Back to the list

Breathing new life into vulnerable communities


Environmental issues are one of the core tenets of the Candriam Institute for Sustainable Development, which leads the company’s philanthropic initiatives. 

Deforestation in both the developed and developing world is ravaging the planet and driving up carbon emissions. Having focused on climate and climate-related issues such as deforestation within its investment strategy, it was a logical move for Candriam to become a business partner to WeForest, a non-profit organization that works with communities, local organizations and NGOs to develop scalable reforestation projects. 

Jessica Chalmers, director of partnerships at WeForest, explains the difference that corporate and investor support for reforestation is making to local communities while, at the same time, playing a major role in combating climate change.

“Forests are one of the best short-term and cost-effective solutions we have to removes CO2 from the atmosphere,” Chalmers explains.

Trees not only provide vital supplies of oxygen and remove carbon from the atmosphere, they also provide habitats for wildlife, promote biodiversity, support water supplies and help maintain healthy soils that increase harvests, thereby feeding millions.

Different solutions for different needs 

WeForest currently has 49,000 hectares under restoration—equivalent to 61 million trees and nearly 60,000 football pitches—across 14 geographies. “Our ambitious goal is to regenerate 100,000 hectares - growing around 100 million trees by 2025,” Chalmers declares.

“But the routes to restoring forest and the needs of local communities vary so a ‘one size fits all’ approach doesn’t work,” she notes. “Instead, we tailor the restoration model to each location.”

The magic of mangroves 

Mangroves are one of the most interesting ecosystems on the planet.
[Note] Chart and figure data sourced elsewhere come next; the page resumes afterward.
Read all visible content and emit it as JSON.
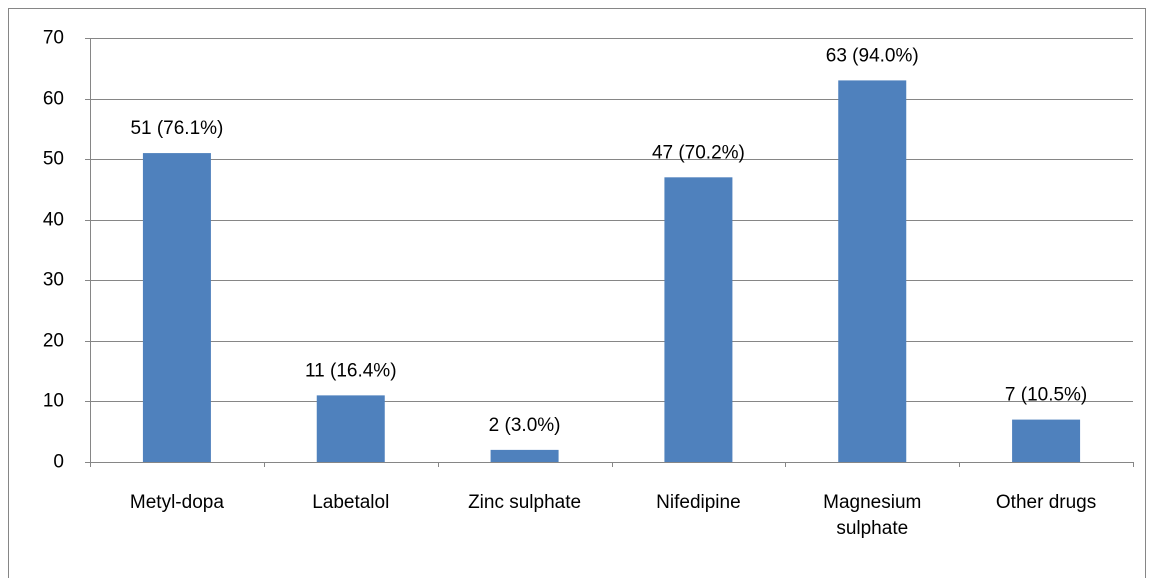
{
  "chart_data": {
    "type": "bar",
    "categories": [
      "Metyl-dopa",
      "Labetalol",
      "Zinc sulphate",
      "Nifedipine",
      "Magnesium sulphate",
      "Other drugs"
    ],
    "values": [
      51,
      11,
      2,
      47,
      63,
      7
    ],
    "value_labels": [
      "51 (76.1%)",
      "11 (16.4%)",
      "2 (3.0%)",
      "47 (70.2%)",
      "63 (94.0%)",
      "7 (10.5%)"
    ],
    "color": "#4f81bd",
    "ylim": [
      0,
      70
    ],
    "yticks": [
      0,
      10,
      20,
      30,
      40,
      50,
      60,
      70
    ],
    "grid": true
  }
}
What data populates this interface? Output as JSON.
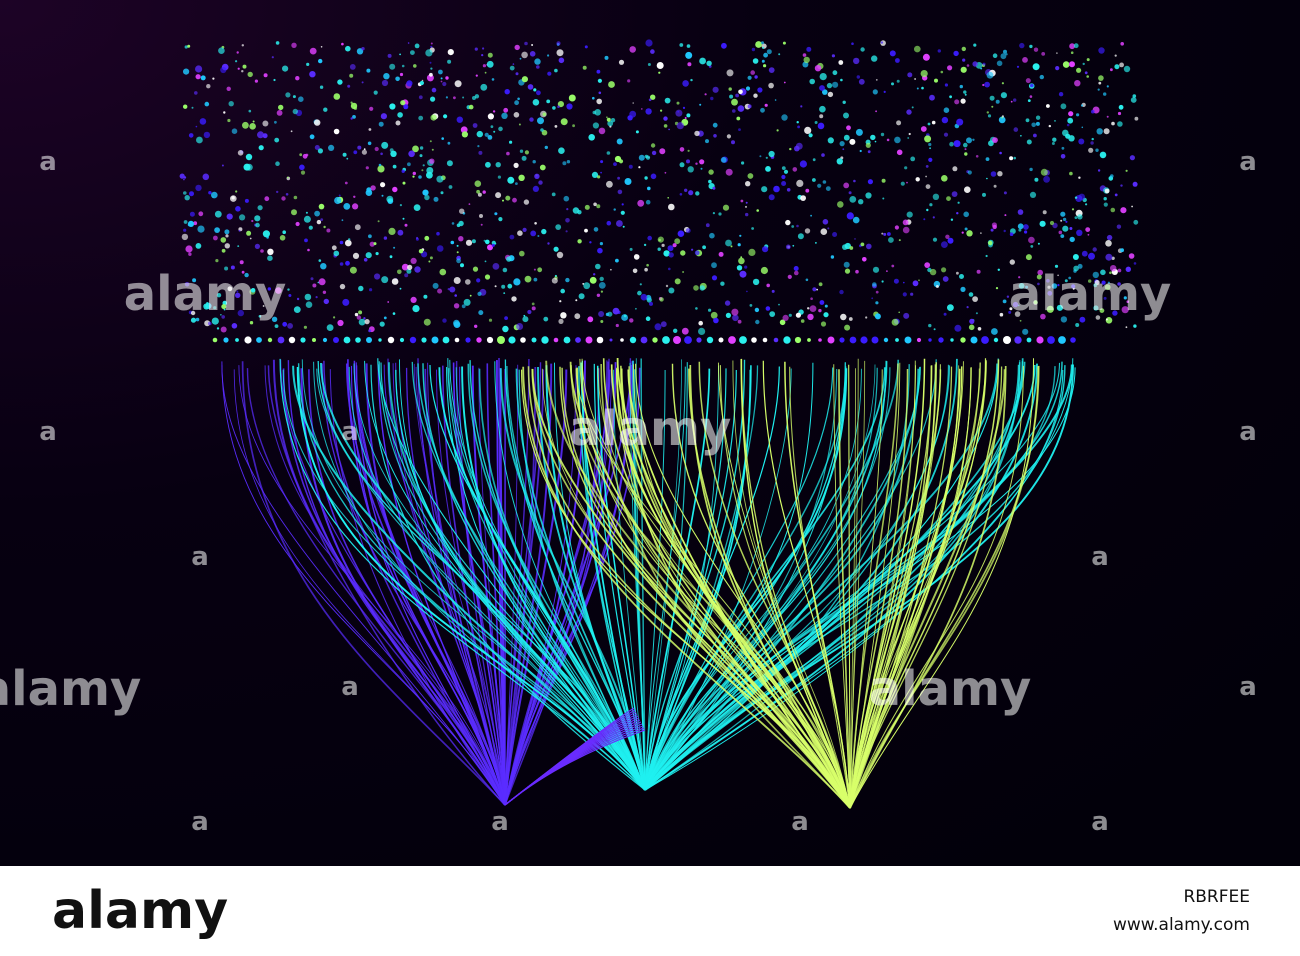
{
  "watermark": "alamy",
  "watermark_small": "a",
  "footer": {
    "logo": "alamy",
    "image_id": "RBRFEE",
    "url": "www.alamy.com"
  }
}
They are tropical trees that thrive in conditions most timber could never tolerate—salty, coastal waters, and the interminable ebb and flow of the tide. With the ability to store vast amounts of carbon, mangrove forests are key weapons in the fight against climate change but in recent decades, they have been decimated due to the establishment of shrimp farming and palm oil plantations and recurring droughts in many countries.

“These trees are invaluable to local communities, acting as buffers to keep saltwater from flooding agricultural lands to absorbing greenhouse gases to providing food for myriad types of fish that are food sources for local communities.” Chalmers explains.

Senegal is home to around 185,000 hectares of mangrove estuaries. But their use for firewood, construction wood and charcoal has led to around 25% of the country's mangrove forests being lost. Droughts in the 1970s and 1980s also devasted the mangroves.

But a major reforestation program is now underway. Candriam is supporting a project in Senegal which will restore the Casamance mangroves in Senegal, planting 494 hectares of mangroves—over two million trees—the equivalent of nearly 600 football pitches. The tree planting will be done by local people under the supervision of WeForest. Local communities are fully engaged in the process from initiation to planting and monitoring.

Candriam’s support of this project on a purely philanthropic basis gives a real boost to the local communities who rely on the mangroves.

Jessica Chalmers, director of partnerships, WeForest


“Candriam’s support of this project on a purely philanthropic basis gives a real boost to the local communities who rely on mangroves,” says Chaimers. “Many investors who invest in these projects want a return on their investment– usually carbon credits. In Candriam’s case, the carbon credits that are generated can provide long term future funding to benefit local people.”

Chalmers has noted a recent uptick of interest for companies in supporting reforestation programs. But from a philanthropic perspective, support for climate action is still very low. According to the ClimateWorks foundation, less than two percent of all philanthropic funding was targeted to climate initiatives in 2020.

But she is hopeful that more businesses are taking reforestation seriously and that by restoring the mangroves, sustainable fishing and farming activities can be re-established to help local communities thrive.